If you never thought you’d hear the phrase “terrible twos” and the word “terrific” in the same sentence--think again! This book might make it a little easier to survive this trying time. Rosemond, a child psychologist and nationally recognized expert, offers tantrum-free methods for raising toddlers during the “terrible twos.” With a focus on the development of children aged 18-36 months, Rosemond explains how understanding is key and that all parents need are loving, consistent interactions with their toddlers. Hopefully this will leave you feeling ready to take on the next challenge: a “threenager”.
We’ve all had days when our fuse is especially short and feel like we have lost authority and control over our kids. If this is a frequent problem for you, you may want to check out this discipline book.Targeted towards parents with children ages 2-12, it describes the best and easiest approaches to disciplining your child without yelling, arguing, or getting physical. Not only does Phelan emphasize the importance of discipline and managing troublesome behavior, he also mentions the need for building self-esteem in children through parent-child relationships. A must read for all parents.

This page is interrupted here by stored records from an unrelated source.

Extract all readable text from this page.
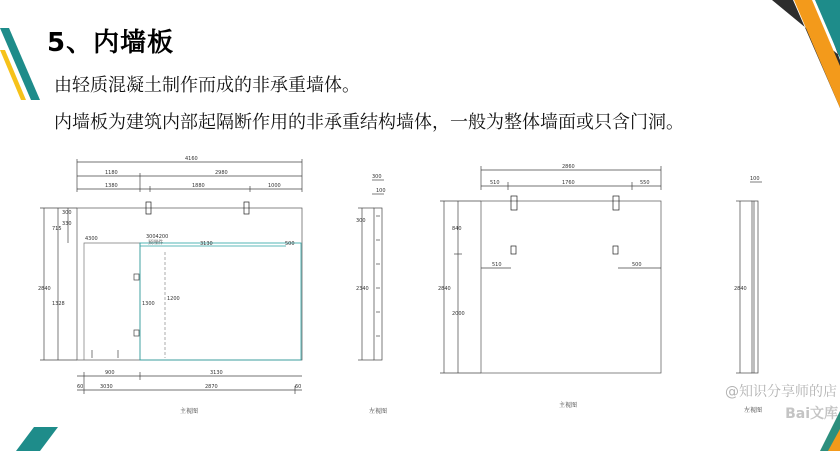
5、内墙板

由轻质混凝土制作而成的非承重墙体。

内墙板为建筑内部起隔断作用的非承重结构墙体，一般为整体墙面或只含门洞。

4160
1180	2980
1380	1880	1000
3004200
预埋件	3130	500
4300
1200
900	3130
3030	2870
60	60
2840
715
1328
330
1300
300
300
100
300
2340
2860
510	1760	550
2840
840
2000
510	500
100
2840
主视图	左视图
主视图
左视图
@知识分享师的店
Bai文库
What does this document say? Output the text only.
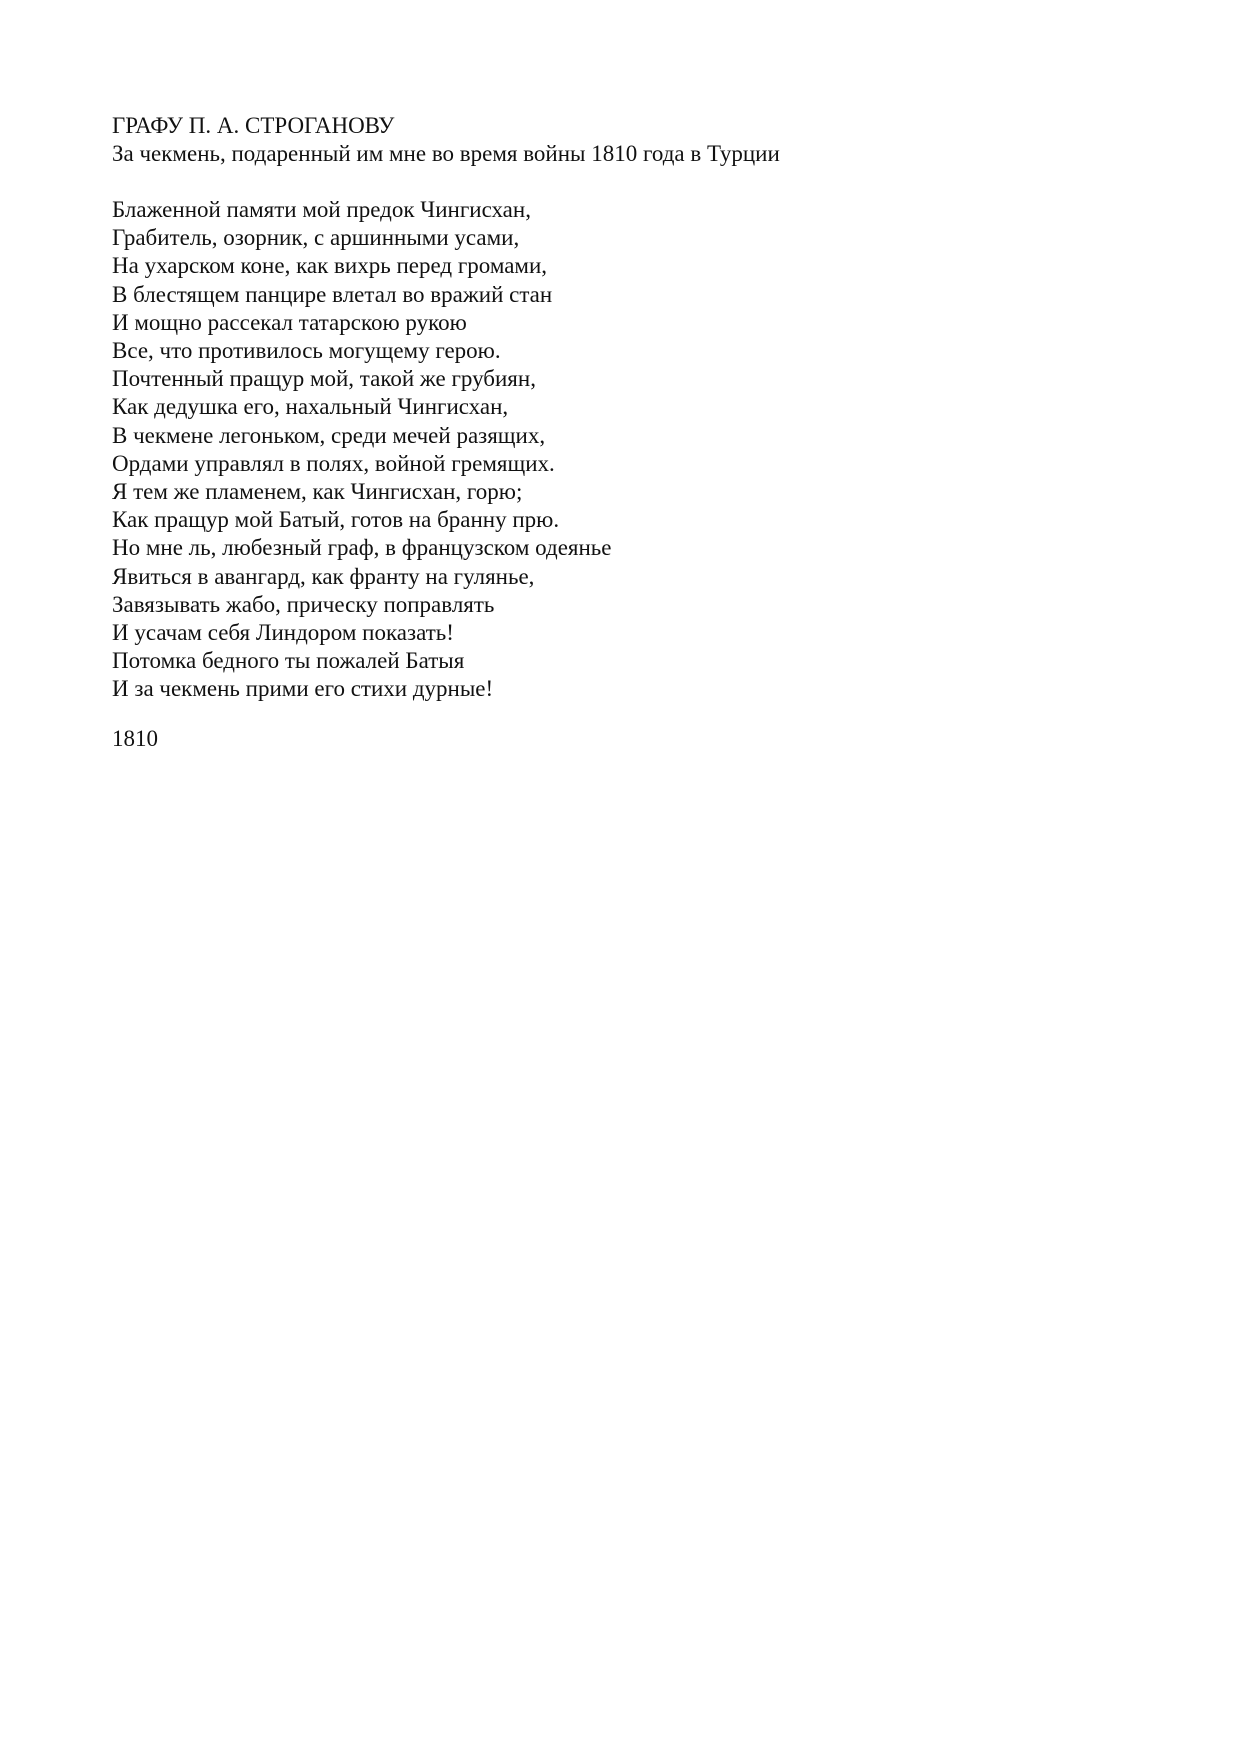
ГРАФУ П. А. СТРОГАНОВУ

За чекмень, подаренный им мне во время войны 1810 года в Турции

Блаженной памяти мой предок Чингисхан,
Грабитель, озорник, с аршинными усами,
На ухарском коне, как вихрь перед громами,
В блестящем панцире влетал во вражий стан
И мощно рассекал татарскою рукою
Все, что противилось могущему герою.
Почтенный пращур мой, такой же грубиян,
Как дедушка его, нахальный Чингисхан,
В чекмене легоньком, среди мечей разящих,
Ордами управлял в полях, войной гремящих.
Я тем же пламенем, как Чингисхан, горю;
Как пращур мой Батый, готов на бранну прю.
Но мне ль, любезный граф, в французском одеянье
Явиться в авангард, как франту на гулянье,
Завязывать жабо, прическу поправлять
И усачам себя Линдором показать!
Потомка бедного ты пожалей Батыя
И за чекмень прими его стихи дурные!

1810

Remember your teenage years, when you felt lost in limbo trying to navigate your way between a child and adult? Your child is going to go through that same process and when they grow into an independent, defiant teenager, it can be difficult to bond with them and keep a strong connection. Family psychologist Michael Riera discusses the importance of recognizing the two identities of a teenager; the rebel and the adult. Riera emphasizes the transition from the child to an adult and from a parent “manager” to a “consultant.”